简体繁体 English

使用Node.JS spawn生成多个文件的bash cli

[英]Using Node.JS spawn to spawn bash clis for several files

原文 2016-05-30 22:59:26 3 1 javascript/ node.js/ multithreading

I am creating a program in Node.JS that extract pdf text using the command-line utility pdftotext by creating child_process.spawn for each file. 我正在Node.JS中创建一个程序，该程序使用命令行实用程序pdftotext通过为每个文件创建child_process.spawn来提取pdf文本。 I would like to know if this process is CPU heavy and if it is possible thousands of people to use without breaks anything. 我想知道此过程是否占用大量CPU，是否有可能数千人使用而不会中断任何操作。

Is create a child_process is heavy? 是创建一个child_process很重吗？ If pdftotext is not multithreading, how can I scale? 如果pdftotext不是多线程的，我该如何扩展？ Do i need load balancing? 我需要负载平衡吗？

Thanks. 谢谢。

1 个解决方案

Let's break this down a bit: 让我们分解一下：

I would like to know if this process is CPU heavy 我想知道此过程是否占用大量CPU

I am not sure how CPU intense pdftotext is for a single file. 我不确定单个文件的CPU密集度pdftotext有多大。 That would also depend on how big each file is, but generally speaking and since the action of extracting PDF to text has no asynchronous work and is CPU bound, I would imagine the process to be CPU heavy, specially with lots of load. 这也将取决于每个文件的大小，但是通常来说，由于将PDF提取为文本的操作没有异步工作并且受CPU限制，因此我可以想象该过程将占用大量CPU，特别是负载很大。

and if it is possible thousands of people to use without breaks anything. 如果有可能数千人使用而不会中断任何事情。

Spawning a new process for every single file or on every single request is generally not a good idea. 为每个文件或每个请求生成新进程通常不是一个好主意。 Spawning a process is an expensive operation that requires a lot of memory. 产生一个进程是一项昂贵的操作，需要大量内存。 Having thousands of people using your service at the same time would require thousands of processes to be open simultaneously on your server which would cause memory to choke and your server would max at a certain limit and fail after that. 如果同时有成千上万的人使用您的服务，则需要在服务器上同时打开成千上万个进程，这将导致内存阻塞，并且服务器将在某个限制下达到最大值，然后发生故障。
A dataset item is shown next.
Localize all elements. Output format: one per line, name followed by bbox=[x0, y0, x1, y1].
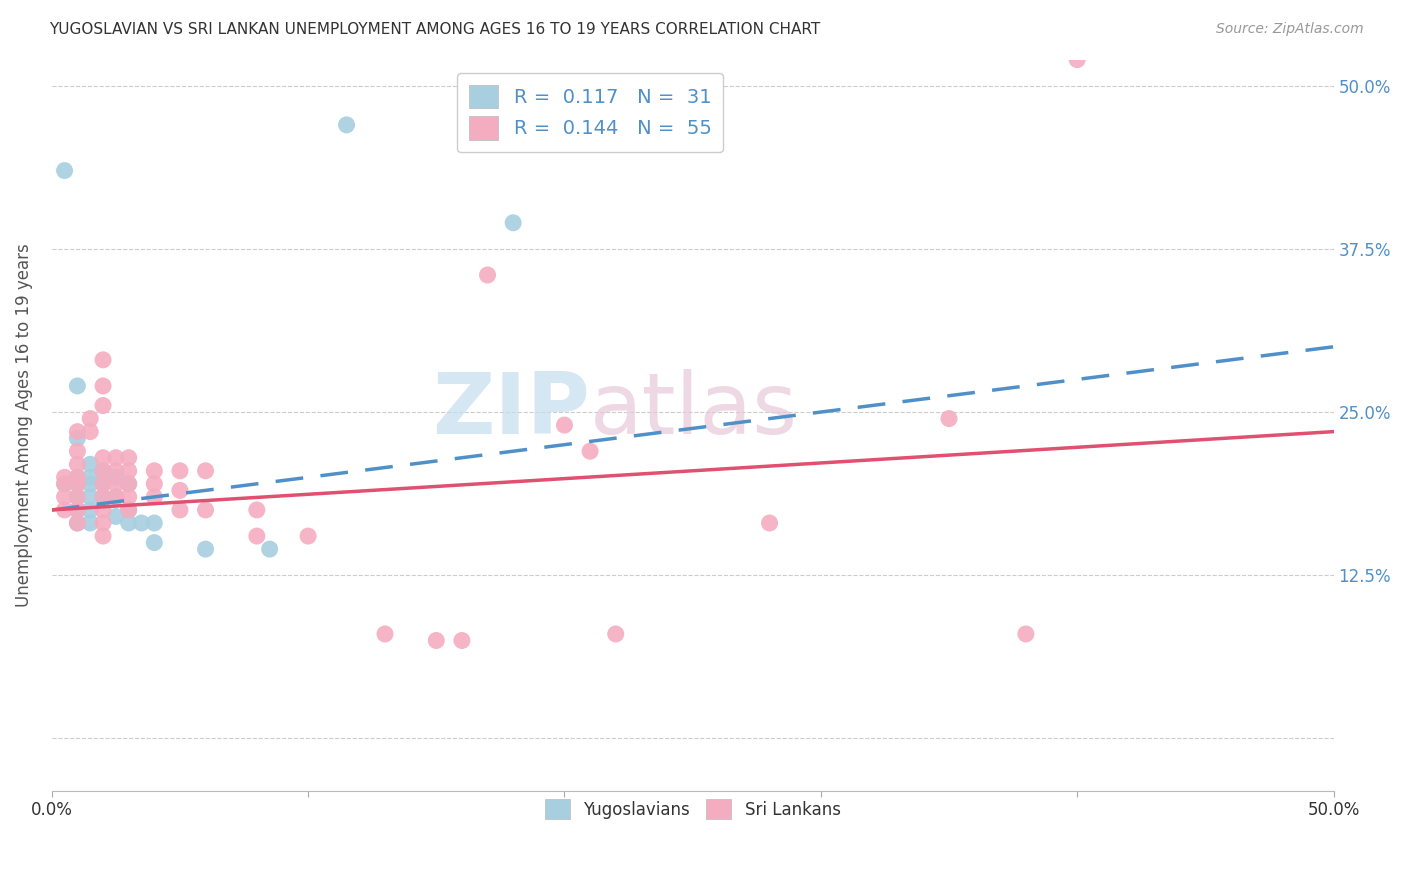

Is create a child_process is heavy? 是创建一个child_process很重吗？ If pdftotext is not multithreading, how can I scale? 如果pdftotext不是多线程的，我该如何扩展？ Do i need load balancing? 我需要负载平衡吗？

As mentioned, spawning a new process is never a cheap operation. 如前所述，产生新流程绝不是一项廉价的操作。 It requires memory and resources. 它需要内存和资源。

Every file will run in a separate process. 每个文件将在单独的进程中运行。 Weather pdftotext is implemented to open a single or multiple threads in a process is irrelevant here, either way the process with all it's threads will be competing for machine resources with other processes. Weather pdftotext的实现是在一个进程中打开一个或多个线程是无关紧要的，无论哪种方式，具有所有线程的进程将与其他进程争夺机器资源。 Of course it is beneficial if it is implemented in a way that divides work among different threads and can execute in parallel as this makes it faster, however what you would be more concerned about is how long it takes to extract text from a single file ie how long the process spends executing. 当然，如果将其实现为在不同线程之间划分工作并可以并行执行的方式是有利的，因为这可以使其更快地进行，但是您将更加担心的是从一个文件中提取文本需要多长时间，即流程花费多少时间执行。

If you are to run this as a service, you would need to benchmark, optimize and for sure depending on the load you want to support and benchmark results, have to load balance between a few high end machines. 如果要将其作为服务运行，则需要进行基准测试，优化，并确保根据要支持的负载和基准测试结果，必须在几台高端计算机之间进行负载平衡。

I hope I managed to answer some of your questions. 希望我能回答您的一些问题。